Joven (Jericho Rosales) bids his goodbye to Pilar (Claudine Barretto).

Joven (Jericho Rosales) bids his goodbye to Pilar (Claudine Barretto).

This review contains minor spoilers for Nasaan Ka Man. Content warning for the article as it mentions themes of sexual violence.

There is a vicious cycle existing in the entire film. A cycle of traumas buried in the past that eventually became secrets. And this is where the film roots its horror: within these cycles made by an authoritarian-like apparatus and the secrets that caused them anxiety as they repress them. These cycles would perpetuate unless recognized wrong to correct them.

The film starts with a secret: the romantic relationship between Joven and Pilar, two of the three adopted siblings by Lilia and Trining. This reveals another as Lilia, hesitant to the relationship, recalls when her father forbade her to meet her boyfriend when she was younger. As the matriarchs support the two upon realizations, it is then revealed that Ito, one of the siblings, is attracted to Pilar. Secrets under secrets. These confessions result in Ito’s extreme obsession and madness. This is when the horror starts.

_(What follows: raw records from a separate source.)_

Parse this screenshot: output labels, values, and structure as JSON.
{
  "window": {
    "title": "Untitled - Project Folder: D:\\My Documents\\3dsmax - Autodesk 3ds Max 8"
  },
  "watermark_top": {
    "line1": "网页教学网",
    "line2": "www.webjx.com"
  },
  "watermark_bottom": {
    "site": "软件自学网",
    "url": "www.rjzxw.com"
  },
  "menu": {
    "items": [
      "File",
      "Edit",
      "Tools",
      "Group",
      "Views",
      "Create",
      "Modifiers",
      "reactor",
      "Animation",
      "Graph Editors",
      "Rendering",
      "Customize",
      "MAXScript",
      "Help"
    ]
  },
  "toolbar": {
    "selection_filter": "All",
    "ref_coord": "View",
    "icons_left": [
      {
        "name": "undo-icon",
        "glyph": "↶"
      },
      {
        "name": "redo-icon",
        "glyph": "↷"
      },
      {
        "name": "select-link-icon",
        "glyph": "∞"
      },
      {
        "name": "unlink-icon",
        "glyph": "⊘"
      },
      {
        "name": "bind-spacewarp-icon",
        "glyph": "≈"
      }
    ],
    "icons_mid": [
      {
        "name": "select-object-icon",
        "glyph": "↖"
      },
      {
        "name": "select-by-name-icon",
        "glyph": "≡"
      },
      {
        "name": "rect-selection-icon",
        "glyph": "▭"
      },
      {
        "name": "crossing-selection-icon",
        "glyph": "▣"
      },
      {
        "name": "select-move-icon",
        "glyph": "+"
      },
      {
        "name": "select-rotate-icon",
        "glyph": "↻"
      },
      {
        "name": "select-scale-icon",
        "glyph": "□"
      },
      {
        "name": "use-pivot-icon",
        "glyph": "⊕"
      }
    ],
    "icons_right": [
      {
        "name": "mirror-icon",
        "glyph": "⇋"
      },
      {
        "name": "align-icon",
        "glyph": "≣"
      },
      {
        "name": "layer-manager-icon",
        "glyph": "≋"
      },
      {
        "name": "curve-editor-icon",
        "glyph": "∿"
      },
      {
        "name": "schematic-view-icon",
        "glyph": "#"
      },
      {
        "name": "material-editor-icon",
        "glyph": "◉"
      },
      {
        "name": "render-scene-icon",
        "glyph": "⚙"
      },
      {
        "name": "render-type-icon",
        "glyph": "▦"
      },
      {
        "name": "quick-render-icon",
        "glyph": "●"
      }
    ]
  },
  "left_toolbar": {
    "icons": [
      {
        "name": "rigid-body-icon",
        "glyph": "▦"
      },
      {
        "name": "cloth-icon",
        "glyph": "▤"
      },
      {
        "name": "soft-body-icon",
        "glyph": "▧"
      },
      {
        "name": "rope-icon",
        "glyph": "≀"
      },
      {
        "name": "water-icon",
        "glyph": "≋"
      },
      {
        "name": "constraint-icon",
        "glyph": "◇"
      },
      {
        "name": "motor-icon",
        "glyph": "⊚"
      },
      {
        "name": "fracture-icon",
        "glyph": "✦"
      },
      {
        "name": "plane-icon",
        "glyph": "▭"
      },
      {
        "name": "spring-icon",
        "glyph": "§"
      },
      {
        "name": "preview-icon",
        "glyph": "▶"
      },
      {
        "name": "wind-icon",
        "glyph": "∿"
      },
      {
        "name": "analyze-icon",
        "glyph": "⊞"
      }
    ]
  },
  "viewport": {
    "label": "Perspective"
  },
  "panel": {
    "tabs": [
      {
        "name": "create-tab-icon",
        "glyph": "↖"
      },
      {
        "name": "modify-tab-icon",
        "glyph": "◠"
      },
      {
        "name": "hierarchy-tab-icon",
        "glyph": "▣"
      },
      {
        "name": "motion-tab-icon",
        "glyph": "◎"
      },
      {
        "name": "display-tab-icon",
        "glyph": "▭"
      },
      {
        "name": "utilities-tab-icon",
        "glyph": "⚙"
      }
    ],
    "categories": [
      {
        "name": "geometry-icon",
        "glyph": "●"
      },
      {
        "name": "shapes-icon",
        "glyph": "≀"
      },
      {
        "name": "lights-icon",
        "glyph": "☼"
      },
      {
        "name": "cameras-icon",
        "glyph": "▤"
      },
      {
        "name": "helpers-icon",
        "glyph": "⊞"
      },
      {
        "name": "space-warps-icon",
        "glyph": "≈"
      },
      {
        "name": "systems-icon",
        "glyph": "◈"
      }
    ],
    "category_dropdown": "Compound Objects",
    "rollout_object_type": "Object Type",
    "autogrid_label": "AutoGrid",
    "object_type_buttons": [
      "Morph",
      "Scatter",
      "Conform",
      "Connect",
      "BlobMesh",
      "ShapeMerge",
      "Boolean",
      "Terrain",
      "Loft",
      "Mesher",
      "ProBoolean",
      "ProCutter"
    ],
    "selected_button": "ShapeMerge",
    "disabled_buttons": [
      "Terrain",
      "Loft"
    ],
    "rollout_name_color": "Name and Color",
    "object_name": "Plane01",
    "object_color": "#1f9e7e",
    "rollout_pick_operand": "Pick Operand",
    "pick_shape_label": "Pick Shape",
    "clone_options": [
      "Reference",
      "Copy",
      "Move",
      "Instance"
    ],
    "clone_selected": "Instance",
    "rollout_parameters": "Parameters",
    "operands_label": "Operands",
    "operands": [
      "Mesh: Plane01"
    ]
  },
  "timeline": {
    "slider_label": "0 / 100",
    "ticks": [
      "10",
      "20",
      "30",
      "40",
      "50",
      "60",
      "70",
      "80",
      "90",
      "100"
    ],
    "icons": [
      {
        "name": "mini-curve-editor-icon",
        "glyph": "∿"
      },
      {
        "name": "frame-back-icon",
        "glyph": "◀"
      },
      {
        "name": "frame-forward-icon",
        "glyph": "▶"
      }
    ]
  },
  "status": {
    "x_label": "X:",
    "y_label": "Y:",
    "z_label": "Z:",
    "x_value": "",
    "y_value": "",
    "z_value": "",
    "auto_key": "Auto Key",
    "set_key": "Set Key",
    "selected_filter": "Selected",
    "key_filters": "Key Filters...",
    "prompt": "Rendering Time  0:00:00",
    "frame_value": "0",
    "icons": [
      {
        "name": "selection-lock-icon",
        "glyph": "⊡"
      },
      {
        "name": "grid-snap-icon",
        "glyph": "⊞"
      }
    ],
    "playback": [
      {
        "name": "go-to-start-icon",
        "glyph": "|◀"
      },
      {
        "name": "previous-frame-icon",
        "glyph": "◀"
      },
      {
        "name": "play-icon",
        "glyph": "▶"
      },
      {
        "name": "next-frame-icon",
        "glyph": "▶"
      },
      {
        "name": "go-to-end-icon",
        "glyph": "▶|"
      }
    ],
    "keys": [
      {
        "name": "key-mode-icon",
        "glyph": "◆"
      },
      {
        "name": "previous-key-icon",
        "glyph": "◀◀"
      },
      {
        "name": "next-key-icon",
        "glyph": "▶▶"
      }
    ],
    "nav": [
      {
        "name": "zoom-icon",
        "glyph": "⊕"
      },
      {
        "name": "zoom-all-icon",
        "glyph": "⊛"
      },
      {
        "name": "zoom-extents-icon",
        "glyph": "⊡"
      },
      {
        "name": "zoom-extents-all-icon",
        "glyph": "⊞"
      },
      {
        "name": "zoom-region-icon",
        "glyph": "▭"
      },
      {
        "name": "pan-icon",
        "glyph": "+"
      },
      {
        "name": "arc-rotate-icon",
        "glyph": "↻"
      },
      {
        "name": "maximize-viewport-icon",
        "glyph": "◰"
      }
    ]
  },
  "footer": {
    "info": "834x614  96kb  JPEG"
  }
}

Each character hides something. These secrets are kept in a confined place—unknown. It’s far from the city, up the mountain, inside a fenced house, and led by a restricted household. In fact, Ito said that instead of feeling home, he thinks that he’s imprisoned. This is one of the most effective methods to imbricate horror in the film’s literary aspect. The existence of the unknown triggers anxiety and fear for one doesn’t know what’s going to happen next. 

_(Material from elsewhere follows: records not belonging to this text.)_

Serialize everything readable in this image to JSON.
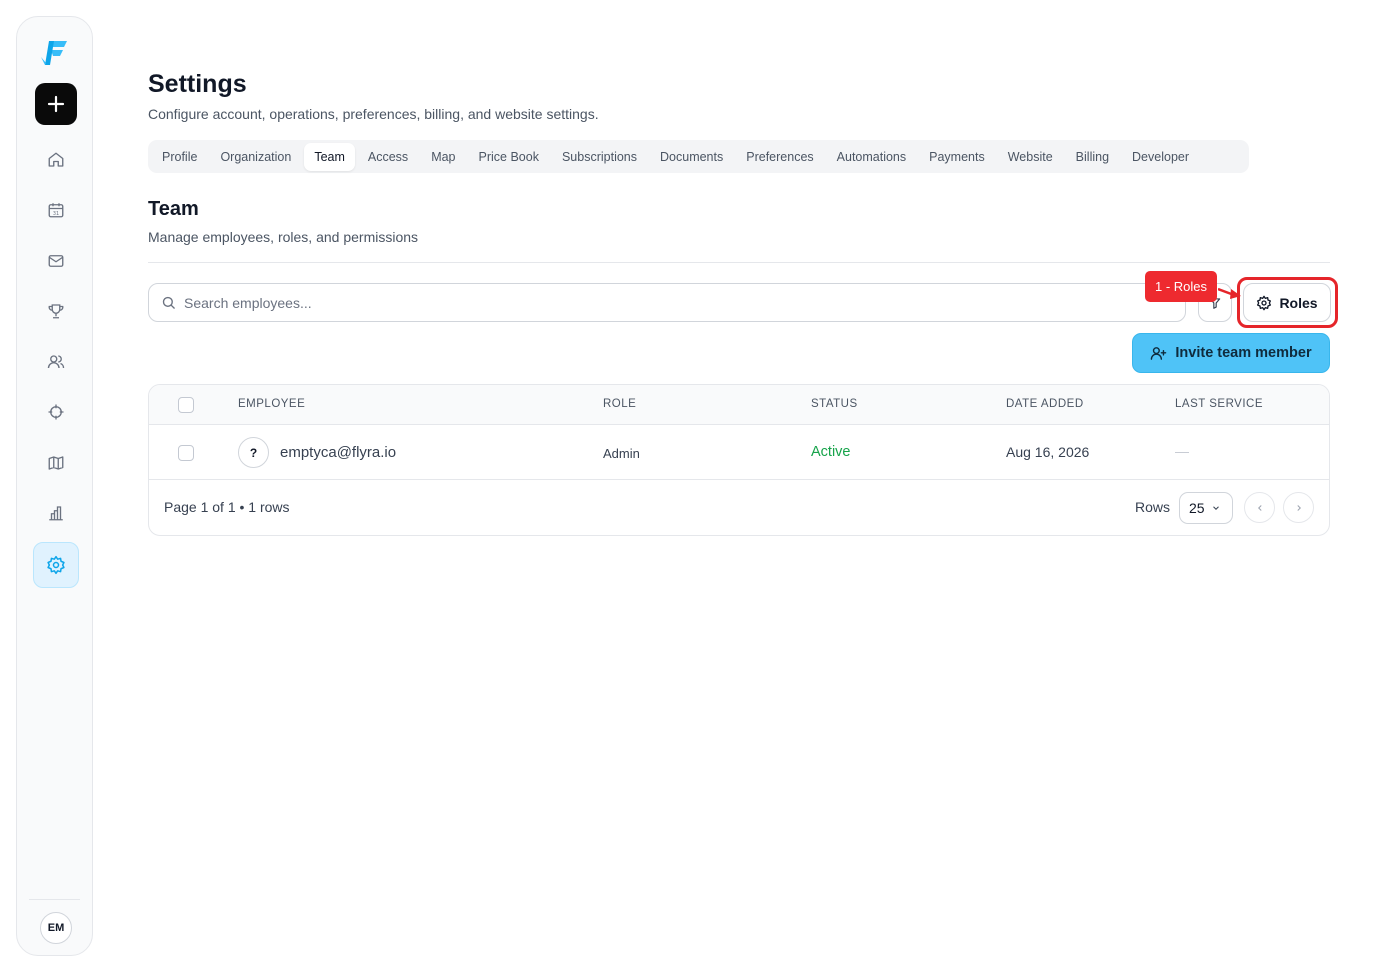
{
  "sidebar": {
    "avatar_initials": "EM",
    "items": [
      {
        "name": "home-icon"
      },
      {
        "name": "calendar-icon",
        "day": "31"
      },
      {
        "name": "mail-icon"
      },
      {
        "name": "trophy-icon"
      },
      {
        "name": "users-icon"
      },
      {
        "name": "crosshair-icon"
      },
      {
        "name": "map-icon"
      },
      {
        "name": "bar-chart-icon"
      },
      {
        "name": "gear-icon",
        "active": true
      }
    ],
    "accent_color": "#0ea5e9"
  },
  "header": {
    "title": "Settings",
    "subtitle": "Configure account, operations, preferences, billing, and website settings."
  },
  "tabs": [
    {
      "label": "Profile"
    },
    {
      "label": "Organization"
    },
    {
      "label": "Team",
      "active": true
    },
    {
      "label": "Access"
    },
    {
      "label": "Map"
    },
    {
      "label": "Price Book"
    },
    {
      "label": "Subscriptions"
    },
    {
      "label": "Documents"
    },
    {
      "label": "Preferences"
    },
    {
      "label": "Automations"
    },
    {
      "label": "Payments"
    },
    {
      "label": "Website"
    },
    {
      "label": "Billing"
    },
    {
      "label": "Developer"
    }
  ],
  "team": {
    "title": "Team",
    "subtitle": "Manage employees, roles, and permissions",
    "search_placeholder": "Search employees...",
    "roles_label": "Roles",
    "invite_label": "Invite team member",
    "annotation": "1 - Roles"
  },
  "table": {
    "headers": [
      "EMPLOYEE",
      "ROLE",
      "STATUS",
      "DATE ADDED",
      "LAST SERVICE"
    ],
    "rows": [
      {
        "avatar": "?",
        "employee": "emptyca@flyra.io",
        "role": "Admin",
        "status": "Active",
        "date_added": "Aug 16, 2026",
        "last_service": "—"
      }
    ],
    "footer": {
      "page_info": "Page 1 of 1 • 1 rows",
      "rows_label": "Rows",
      "rows_value": "25"
    }
  },
  "colors": {
    "status_active": "#16a34a",
    "invite_bg": "#4fc3f7",
    "annotation": "#ee2a2f"
  }
}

But in these unexplored geography and unanswered subconscious are characters who are eager to look for answers. This is what pushed the narrative forward—curiosity. Where this is also a form of resistance as they push themselves to the limit of knowing something, of getting answers whatever it takes. 

We have Joven and Pilar’s resistance to Lilia’s initial disagreement to their relationship. Lilia’s resistance to her father’s contention to her ex-boyfriend. These similar forms of resistance happened in different times. However, the reinforcement of the film language with the repetition of events isn’t coincidental. In one scene, Pilar was raped by Ito. And as we traverse to the ending, we are informed that Trining was also raped by Lilia’s ex-boyfriend. There is a proficiency with using an intentional parallelism as a tool in storytelling—mirroring, to be specific. It justified Lilia’s change of mind. She doesn’t want her adopted children to experience what she did. She is also unaware that she’s projecting her traumas to her children by being strict to them. This is also the same reason why Trining empathizes with Pilar. It’s because Trining experienced this and she knows how it feels to be helpless and silenced.

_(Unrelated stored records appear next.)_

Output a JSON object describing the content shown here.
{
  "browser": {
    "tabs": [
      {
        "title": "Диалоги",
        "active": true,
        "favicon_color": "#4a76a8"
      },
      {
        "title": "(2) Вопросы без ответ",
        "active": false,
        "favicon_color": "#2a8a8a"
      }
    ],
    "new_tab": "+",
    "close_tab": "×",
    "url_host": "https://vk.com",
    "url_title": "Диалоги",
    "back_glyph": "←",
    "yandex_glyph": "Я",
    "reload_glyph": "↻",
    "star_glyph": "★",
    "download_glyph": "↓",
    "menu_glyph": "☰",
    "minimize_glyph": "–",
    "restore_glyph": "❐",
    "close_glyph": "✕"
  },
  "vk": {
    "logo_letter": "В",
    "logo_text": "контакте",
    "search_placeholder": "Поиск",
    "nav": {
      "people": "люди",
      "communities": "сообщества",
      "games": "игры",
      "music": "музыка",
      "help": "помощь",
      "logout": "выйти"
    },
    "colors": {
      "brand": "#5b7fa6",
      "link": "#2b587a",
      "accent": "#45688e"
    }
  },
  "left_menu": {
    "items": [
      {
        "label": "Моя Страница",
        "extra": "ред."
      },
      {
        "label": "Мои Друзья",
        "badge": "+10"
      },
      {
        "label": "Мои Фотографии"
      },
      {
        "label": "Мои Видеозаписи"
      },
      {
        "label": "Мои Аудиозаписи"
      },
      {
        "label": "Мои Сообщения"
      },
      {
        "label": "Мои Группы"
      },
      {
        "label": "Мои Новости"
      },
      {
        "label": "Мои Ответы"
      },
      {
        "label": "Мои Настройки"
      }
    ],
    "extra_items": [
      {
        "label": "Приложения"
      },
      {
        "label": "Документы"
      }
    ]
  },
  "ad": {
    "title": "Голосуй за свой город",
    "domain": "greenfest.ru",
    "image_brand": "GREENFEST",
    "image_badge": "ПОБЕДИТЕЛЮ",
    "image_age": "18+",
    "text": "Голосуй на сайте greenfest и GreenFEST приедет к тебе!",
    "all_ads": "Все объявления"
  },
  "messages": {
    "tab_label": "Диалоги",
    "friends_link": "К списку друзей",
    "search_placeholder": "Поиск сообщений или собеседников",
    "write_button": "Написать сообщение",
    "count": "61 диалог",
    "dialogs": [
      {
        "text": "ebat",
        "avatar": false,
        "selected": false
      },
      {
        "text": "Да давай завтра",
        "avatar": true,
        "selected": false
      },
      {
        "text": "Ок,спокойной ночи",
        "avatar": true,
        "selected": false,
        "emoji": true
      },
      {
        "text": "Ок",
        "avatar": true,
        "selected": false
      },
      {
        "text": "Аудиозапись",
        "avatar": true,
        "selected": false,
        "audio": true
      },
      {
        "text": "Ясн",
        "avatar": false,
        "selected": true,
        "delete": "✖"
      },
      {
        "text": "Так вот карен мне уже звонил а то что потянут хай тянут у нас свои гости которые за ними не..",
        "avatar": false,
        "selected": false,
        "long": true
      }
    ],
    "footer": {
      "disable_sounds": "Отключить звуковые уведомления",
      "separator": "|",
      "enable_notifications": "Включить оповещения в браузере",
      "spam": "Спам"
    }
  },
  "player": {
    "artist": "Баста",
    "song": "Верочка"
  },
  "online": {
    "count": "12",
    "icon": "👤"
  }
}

Pilar dances with Joven in a town celebration.

Pilar dances with Joven in a town celebration.

This is how they ended each unresolved trauma in the past. They were forced to revisit buried secrets and memories to break the cycles that they’re in. Traumatizing cycles that exist in the family. This illustrates the Filipino family as an apparatus—something suffocating and controlling. The film roots its horror in the Filipino culture: one being “much” tied in with their family. It is when parents become an institution that holds authority over their children. This is the horror of the Filipino family.

The film ends with freeing the secrets. This is also when the horror ended. Finally, they are untied from the forces that give them uncertainties with inevitable terrors. Beyond the film’s formalist achievement lies an interesting transformation of secrets to anxieties—and anxieties to horror.